MiR-200b/MYBL2/CDK1 suppresses proliferation and induces senescence through cell cycle arrest in ovine granulosa cells

Abstract

Normal growth of granulosa cells (GCs) is essential for follicular development. miR-200b plays a vital role in litter size, estrous cycle, ovulation, and follicular development in sheep. However, it is unclear that the specific effect and regulatory mechanism of miR-200b on ovine GCs. miR-200b mimic inhibited GCs proliferation and induced cellular senescence through downregulating mitochondrial membrane potential (MMP), concentration of ATP and mitochondrial respiratory chain complex Ⅰ, and upregulating SA-β-gal positive rate and ROS production.
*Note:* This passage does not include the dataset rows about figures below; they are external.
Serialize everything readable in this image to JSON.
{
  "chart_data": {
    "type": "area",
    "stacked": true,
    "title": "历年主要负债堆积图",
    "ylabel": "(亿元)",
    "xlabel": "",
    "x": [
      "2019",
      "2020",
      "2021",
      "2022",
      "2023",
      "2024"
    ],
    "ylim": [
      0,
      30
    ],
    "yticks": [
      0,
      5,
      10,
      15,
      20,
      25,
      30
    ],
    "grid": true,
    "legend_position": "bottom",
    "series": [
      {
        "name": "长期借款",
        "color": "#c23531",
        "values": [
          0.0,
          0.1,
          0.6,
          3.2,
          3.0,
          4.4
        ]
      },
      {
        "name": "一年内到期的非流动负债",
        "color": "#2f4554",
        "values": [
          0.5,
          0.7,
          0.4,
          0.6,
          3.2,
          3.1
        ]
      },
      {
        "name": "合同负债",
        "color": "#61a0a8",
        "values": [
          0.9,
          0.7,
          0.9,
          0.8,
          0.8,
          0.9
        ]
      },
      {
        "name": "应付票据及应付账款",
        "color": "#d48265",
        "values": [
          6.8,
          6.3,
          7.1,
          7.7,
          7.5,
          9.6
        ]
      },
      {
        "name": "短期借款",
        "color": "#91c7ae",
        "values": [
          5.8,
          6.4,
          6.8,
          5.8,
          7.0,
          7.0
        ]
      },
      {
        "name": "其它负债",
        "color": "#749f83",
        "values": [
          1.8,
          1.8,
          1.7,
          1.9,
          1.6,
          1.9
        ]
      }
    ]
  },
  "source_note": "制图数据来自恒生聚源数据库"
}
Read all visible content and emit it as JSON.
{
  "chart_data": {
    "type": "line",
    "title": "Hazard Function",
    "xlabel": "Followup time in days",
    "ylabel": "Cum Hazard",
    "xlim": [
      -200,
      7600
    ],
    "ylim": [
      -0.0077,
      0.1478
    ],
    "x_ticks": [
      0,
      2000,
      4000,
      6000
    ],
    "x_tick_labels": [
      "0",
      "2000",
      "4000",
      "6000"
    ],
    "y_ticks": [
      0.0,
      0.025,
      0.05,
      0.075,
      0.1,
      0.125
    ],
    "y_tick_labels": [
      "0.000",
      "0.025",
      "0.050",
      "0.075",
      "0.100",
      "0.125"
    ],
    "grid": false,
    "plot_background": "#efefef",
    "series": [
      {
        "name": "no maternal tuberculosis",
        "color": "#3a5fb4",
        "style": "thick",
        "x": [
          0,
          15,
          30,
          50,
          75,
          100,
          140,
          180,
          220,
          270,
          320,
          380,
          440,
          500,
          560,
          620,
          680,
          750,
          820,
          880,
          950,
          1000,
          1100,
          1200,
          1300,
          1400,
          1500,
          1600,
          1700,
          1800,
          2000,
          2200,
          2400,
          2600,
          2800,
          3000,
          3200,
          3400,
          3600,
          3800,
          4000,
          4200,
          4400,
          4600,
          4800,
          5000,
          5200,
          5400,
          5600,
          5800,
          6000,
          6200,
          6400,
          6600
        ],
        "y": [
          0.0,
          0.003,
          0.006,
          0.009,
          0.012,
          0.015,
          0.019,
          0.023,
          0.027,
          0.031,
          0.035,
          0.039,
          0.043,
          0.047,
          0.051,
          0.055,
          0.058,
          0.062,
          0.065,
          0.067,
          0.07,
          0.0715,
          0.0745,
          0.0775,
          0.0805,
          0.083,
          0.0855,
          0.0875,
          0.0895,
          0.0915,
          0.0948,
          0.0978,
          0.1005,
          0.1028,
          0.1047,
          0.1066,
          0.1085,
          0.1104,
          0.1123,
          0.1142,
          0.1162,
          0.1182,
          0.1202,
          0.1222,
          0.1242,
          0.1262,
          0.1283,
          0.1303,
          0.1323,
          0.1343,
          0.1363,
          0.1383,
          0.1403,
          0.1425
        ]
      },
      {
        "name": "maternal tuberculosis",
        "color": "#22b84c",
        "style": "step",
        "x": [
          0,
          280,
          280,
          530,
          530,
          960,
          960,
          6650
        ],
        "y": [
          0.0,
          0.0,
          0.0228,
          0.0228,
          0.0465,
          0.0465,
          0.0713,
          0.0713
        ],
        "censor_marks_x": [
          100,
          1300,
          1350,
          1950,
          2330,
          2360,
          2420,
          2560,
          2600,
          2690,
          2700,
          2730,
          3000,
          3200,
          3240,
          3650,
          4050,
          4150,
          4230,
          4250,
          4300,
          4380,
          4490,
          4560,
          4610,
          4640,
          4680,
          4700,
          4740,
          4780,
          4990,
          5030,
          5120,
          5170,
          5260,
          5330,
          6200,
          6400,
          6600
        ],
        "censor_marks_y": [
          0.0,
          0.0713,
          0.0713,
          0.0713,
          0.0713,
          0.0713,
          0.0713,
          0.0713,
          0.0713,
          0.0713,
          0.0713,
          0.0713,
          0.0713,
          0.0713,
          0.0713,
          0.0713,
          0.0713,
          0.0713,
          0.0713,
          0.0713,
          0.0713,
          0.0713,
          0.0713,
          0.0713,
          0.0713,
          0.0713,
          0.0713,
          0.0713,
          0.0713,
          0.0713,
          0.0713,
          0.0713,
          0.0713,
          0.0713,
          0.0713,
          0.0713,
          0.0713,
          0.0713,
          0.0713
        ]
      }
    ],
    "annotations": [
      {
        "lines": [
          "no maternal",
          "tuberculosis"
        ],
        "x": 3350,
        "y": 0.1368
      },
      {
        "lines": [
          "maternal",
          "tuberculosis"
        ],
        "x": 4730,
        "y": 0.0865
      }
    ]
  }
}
A total of 597 differentially expressed genes were identified by RNA-Seq in GCs transfected with miR-200b mimic and mimic NC, and they were involved in cell cycle and cellular senescence. miR-200b directly targeted and downregulated MYBL2 and CDK1. Overexpression of MYBL2 promoted GCs proliferation and genes expression (CDK1, CDC20, MAD2L1 and FOXM1), which were suppressed by miR-200b mimic. Furthermore, MYBL2 negatively regulated miR-200b-induced GC senescence. In conclusion, miR-200b/MYBL2/CDK1 regulated proliferation and senescence through cell cycle pathway in ovine granulosa cells. Our study provides a novel insight that miR-200b regulates ovine follicular development.